SurA directly interacts with PpiD as a functional partner. A, immunoblotting results of the in vivo photo-crosslinking products for two representative Bpa variants of SurA, using antibodies against PpiD. The complete immunoblotting results for all the 58 Bpa variants of SurA are displayed in supplemental Fig. S8. B, summary showing the involvement of each of the 58 Bpa substituted positions of SurA in interacting with PpiD, with the localization of each position in the four domains (N-domain, P1 domain, P2 domain, and C-domain) of SurA indicated. A detected interaction is indicated by a red “+” sign, while a lack of interaction is indicated by a black “−” sign.
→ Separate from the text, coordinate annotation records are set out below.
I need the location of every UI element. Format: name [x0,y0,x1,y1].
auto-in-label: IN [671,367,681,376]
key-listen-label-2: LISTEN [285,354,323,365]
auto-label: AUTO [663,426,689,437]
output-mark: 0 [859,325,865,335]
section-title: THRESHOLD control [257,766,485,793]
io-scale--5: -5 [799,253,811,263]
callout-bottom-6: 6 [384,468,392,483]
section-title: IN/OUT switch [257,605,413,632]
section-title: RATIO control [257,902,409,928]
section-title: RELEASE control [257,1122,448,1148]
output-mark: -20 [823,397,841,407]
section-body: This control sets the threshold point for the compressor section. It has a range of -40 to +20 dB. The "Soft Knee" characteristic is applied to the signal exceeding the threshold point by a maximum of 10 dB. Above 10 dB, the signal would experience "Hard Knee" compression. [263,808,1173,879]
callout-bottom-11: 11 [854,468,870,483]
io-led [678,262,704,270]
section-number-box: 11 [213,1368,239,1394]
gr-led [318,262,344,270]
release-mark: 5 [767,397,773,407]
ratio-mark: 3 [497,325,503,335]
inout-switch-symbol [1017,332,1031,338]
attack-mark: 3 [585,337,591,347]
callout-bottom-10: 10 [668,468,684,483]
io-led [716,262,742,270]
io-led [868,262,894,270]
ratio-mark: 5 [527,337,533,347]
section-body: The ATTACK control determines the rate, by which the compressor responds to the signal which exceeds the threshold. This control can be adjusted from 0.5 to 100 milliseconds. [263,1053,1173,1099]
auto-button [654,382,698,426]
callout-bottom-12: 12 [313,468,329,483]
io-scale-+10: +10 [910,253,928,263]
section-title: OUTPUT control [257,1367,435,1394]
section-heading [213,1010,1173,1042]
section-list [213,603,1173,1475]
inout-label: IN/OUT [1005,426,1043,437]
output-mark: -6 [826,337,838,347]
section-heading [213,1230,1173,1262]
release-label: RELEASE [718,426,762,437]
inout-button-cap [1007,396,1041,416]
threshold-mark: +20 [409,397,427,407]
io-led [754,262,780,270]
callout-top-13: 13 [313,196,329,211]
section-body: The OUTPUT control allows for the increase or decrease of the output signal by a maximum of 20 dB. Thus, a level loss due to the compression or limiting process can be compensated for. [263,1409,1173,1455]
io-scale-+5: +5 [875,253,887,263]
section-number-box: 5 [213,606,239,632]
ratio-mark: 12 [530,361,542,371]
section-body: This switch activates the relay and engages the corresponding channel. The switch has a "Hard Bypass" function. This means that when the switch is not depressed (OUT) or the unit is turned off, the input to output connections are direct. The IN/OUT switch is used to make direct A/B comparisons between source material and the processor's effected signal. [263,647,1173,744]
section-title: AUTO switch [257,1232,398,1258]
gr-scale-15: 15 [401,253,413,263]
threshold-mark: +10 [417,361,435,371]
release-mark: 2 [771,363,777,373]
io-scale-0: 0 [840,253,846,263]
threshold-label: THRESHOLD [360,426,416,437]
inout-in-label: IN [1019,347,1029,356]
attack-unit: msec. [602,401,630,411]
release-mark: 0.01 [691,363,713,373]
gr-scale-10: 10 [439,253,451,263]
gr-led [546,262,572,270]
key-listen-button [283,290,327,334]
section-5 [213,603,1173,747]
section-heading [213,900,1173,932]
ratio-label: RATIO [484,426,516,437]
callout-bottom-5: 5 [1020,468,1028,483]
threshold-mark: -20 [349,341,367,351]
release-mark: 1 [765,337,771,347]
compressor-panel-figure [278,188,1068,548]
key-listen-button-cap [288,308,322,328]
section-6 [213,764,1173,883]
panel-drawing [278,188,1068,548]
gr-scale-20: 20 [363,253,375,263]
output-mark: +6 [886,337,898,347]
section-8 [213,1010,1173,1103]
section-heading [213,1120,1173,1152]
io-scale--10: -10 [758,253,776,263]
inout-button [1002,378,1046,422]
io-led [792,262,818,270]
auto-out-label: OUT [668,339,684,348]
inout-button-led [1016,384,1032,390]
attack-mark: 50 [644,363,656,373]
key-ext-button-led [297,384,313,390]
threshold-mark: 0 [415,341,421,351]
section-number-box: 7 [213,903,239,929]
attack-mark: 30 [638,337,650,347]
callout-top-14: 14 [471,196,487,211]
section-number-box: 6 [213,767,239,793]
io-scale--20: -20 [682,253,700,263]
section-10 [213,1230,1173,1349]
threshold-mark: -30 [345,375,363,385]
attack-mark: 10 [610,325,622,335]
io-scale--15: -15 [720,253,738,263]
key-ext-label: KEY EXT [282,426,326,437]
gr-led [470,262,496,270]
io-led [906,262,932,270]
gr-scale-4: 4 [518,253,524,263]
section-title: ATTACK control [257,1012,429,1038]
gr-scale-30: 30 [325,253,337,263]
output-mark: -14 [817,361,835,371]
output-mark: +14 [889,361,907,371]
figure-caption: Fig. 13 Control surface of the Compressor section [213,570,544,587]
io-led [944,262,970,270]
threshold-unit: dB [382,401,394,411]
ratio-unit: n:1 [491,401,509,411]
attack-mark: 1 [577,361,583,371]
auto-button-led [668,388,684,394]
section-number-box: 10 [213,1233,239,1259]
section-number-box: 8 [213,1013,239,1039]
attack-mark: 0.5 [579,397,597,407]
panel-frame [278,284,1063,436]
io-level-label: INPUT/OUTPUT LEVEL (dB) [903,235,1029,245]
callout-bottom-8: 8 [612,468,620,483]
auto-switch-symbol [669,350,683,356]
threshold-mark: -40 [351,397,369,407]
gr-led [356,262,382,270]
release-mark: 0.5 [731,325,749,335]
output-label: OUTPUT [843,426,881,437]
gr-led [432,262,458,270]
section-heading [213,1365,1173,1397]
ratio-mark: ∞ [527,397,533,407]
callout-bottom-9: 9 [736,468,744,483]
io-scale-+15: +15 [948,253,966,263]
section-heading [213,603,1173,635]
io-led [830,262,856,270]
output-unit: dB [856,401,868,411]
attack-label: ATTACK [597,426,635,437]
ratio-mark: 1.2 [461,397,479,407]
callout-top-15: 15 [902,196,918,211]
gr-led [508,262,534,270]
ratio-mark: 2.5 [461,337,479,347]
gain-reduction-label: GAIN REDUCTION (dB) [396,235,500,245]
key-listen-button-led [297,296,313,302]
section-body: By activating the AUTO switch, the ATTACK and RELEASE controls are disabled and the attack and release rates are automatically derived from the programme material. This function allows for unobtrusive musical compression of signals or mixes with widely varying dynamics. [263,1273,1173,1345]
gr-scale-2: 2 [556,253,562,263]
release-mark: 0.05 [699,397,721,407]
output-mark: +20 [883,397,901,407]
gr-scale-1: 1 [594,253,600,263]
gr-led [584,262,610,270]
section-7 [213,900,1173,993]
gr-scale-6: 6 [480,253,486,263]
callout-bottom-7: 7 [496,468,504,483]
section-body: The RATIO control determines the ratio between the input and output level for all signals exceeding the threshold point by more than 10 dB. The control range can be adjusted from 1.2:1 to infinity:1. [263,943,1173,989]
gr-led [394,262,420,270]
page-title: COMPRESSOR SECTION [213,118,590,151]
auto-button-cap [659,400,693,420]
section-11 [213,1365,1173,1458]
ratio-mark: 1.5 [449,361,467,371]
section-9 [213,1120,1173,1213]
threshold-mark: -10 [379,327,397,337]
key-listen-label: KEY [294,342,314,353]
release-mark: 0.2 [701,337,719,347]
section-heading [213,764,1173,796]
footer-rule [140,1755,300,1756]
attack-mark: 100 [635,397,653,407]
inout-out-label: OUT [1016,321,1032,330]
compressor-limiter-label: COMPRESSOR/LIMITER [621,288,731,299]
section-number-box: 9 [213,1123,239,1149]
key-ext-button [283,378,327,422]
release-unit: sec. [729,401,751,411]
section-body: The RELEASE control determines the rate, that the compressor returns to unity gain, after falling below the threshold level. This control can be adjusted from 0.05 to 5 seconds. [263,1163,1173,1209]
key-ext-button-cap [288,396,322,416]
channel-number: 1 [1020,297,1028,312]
C, immunoblotting analysis of the photo-crosslinked product of the SurA-Q35Bpa variant in cells whose cellular protein synthesis process was suppressed by treating with the antibiotics chloramphenicol for 40 min before the in vivo photo-crosslinking was performed (lanes 3 and 4). D, immunoblotting analysis of the photo-crosslinked SurA-PpiD in the inner and outer membrane fractions. The inner and outer membrane fractions were separated by sucrose density gradient centrifugation and resolved by SDS-PAGE before probed with the indicated antibodies. The α-subunit of ATP synthase and OmpF were analyzed as respective markers of the inner and outer membranes.

FIGURE 7.

The supercomplex model for the biogenesis of β-barrel OMPs (A), in comparison with the conventional “segregated” model (B). Our model emphasizes the key role of a supercomplex that spans the inner and outer membranes and integrates the translocation, transportation, and membrane insertion events for the biogenesis of β-barrel OMPs in living cells. For comparison, the conventional model depicts SurA as a chaperone that is freely diffusible in the periplasm.